SPACE WIRE
Congo Republic calls for regional effort to protect apes
BRAZZAVILLE (AFP) Apr 16, 2003
The government of Republic of Congo has lobbied for central African countries to work together and set up a project to protect the region's great apes, a statement issued by Forestry and Environmental Economy Minister Henri Djombo has said.

"We must work with the other countries in the Congo Basin to set up a plan to protect our gorillas and chimpanzees, in order to prevent a repetition of the calamity that hit the great apes in Cuvette West region," he told participants in the United Nations Great Apes Survival Projectconference that opened here Tuesday.

Hundreds of gorillas and chimpanzees have died at the Lossi sanctuary in Congo's Cuvette West region, some 700 kilometres (450 miles) north of the capital, near the border with Gabon, since the hemorrhagic fever Ebola broke out there in January.

The sanctuary lies between the districts of Mbomo and Kelle, the epicentre of the Ebola outbreak which has killed 126 people out of 144 affected, the health ministry said Tuesday.

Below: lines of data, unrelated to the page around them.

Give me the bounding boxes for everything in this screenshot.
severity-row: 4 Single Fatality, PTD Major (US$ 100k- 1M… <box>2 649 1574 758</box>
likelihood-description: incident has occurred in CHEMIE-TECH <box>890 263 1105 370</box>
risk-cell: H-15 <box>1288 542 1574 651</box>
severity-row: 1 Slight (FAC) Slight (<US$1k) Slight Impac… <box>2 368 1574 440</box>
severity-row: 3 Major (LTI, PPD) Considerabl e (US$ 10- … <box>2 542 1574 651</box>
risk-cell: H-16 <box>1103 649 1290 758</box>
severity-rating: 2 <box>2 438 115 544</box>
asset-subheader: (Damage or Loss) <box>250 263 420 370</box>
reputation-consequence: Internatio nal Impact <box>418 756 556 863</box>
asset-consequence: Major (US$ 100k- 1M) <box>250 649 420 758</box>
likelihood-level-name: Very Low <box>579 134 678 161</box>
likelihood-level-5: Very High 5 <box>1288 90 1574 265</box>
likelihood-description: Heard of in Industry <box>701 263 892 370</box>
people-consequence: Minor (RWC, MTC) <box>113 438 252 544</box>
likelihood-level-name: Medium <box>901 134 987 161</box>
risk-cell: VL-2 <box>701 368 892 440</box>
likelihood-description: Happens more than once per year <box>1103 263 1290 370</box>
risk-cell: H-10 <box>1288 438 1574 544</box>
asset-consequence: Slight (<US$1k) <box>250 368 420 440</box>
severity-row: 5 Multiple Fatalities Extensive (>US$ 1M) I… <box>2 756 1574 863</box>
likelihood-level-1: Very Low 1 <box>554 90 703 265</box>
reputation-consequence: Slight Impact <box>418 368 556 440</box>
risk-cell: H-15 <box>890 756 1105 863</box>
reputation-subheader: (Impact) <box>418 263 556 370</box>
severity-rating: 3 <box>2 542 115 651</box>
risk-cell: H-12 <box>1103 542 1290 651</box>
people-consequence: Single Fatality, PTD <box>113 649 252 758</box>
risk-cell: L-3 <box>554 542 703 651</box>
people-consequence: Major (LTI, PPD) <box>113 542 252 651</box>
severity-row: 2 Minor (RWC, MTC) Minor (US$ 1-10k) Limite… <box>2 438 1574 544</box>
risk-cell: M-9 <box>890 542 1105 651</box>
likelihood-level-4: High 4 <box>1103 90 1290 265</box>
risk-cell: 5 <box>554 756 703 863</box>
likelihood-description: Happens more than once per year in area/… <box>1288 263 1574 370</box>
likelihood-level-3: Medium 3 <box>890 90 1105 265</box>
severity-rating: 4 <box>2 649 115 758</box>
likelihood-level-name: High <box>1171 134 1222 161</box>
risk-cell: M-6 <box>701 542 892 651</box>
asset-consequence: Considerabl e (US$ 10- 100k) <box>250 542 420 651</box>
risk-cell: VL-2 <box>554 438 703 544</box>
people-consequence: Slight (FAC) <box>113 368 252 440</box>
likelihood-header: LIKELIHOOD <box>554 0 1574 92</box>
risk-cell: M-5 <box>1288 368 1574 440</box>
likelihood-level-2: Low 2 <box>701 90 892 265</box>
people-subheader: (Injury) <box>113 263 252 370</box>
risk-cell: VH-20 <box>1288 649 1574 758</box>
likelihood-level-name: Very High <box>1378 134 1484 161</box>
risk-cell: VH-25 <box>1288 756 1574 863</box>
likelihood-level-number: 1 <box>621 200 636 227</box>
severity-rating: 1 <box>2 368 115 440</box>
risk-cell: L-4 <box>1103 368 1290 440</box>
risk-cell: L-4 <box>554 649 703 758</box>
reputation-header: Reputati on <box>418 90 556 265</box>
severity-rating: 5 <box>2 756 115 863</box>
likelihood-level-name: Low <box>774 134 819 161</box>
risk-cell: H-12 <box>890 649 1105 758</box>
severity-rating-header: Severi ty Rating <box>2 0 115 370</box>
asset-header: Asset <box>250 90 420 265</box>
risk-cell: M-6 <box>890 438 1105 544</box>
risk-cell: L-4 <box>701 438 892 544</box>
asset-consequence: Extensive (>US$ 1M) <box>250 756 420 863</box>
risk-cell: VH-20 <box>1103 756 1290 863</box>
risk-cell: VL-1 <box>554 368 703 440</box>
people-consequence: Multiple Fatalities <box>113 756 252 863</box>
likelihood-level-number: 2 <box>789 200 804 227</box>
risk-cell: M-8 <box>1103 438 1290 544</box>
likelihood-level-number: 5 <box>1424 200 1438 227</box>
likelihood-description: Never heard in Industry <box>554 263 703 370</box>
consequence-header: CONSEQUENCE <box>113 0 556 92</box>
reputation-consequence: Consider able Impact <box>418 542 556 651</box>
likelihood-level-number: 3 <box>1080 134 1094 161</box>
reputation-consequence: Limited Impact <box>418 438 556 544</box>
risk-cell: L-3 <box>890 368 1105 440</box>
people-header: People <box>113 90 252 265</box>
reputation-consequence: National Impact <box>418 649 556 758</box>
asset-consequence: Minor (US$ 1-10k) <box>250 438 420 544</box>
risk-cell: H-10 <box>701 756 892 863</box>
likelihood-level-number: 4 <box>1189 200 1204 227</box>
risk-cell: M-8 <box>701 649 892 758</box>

GRASP was created in May 2001 by the United National Environment Programme (UNEP) and the UN Educational, Scientific and Cultural Organisation (UNESCO).

It concerns 23 countries, two in Asia -- Malaysia and Indonesia, where the forested islands of Borneo and Sumatra are home to orangutans, the only great apes outside Africa -- and 21 in Africa.

Among the African members of GRASP are the Congo Basin nations of Cameroon, Central African Republic, Congo, its vast eastern neighbour Democratic Republic of Congo, Equatorial Guinea and Gabon.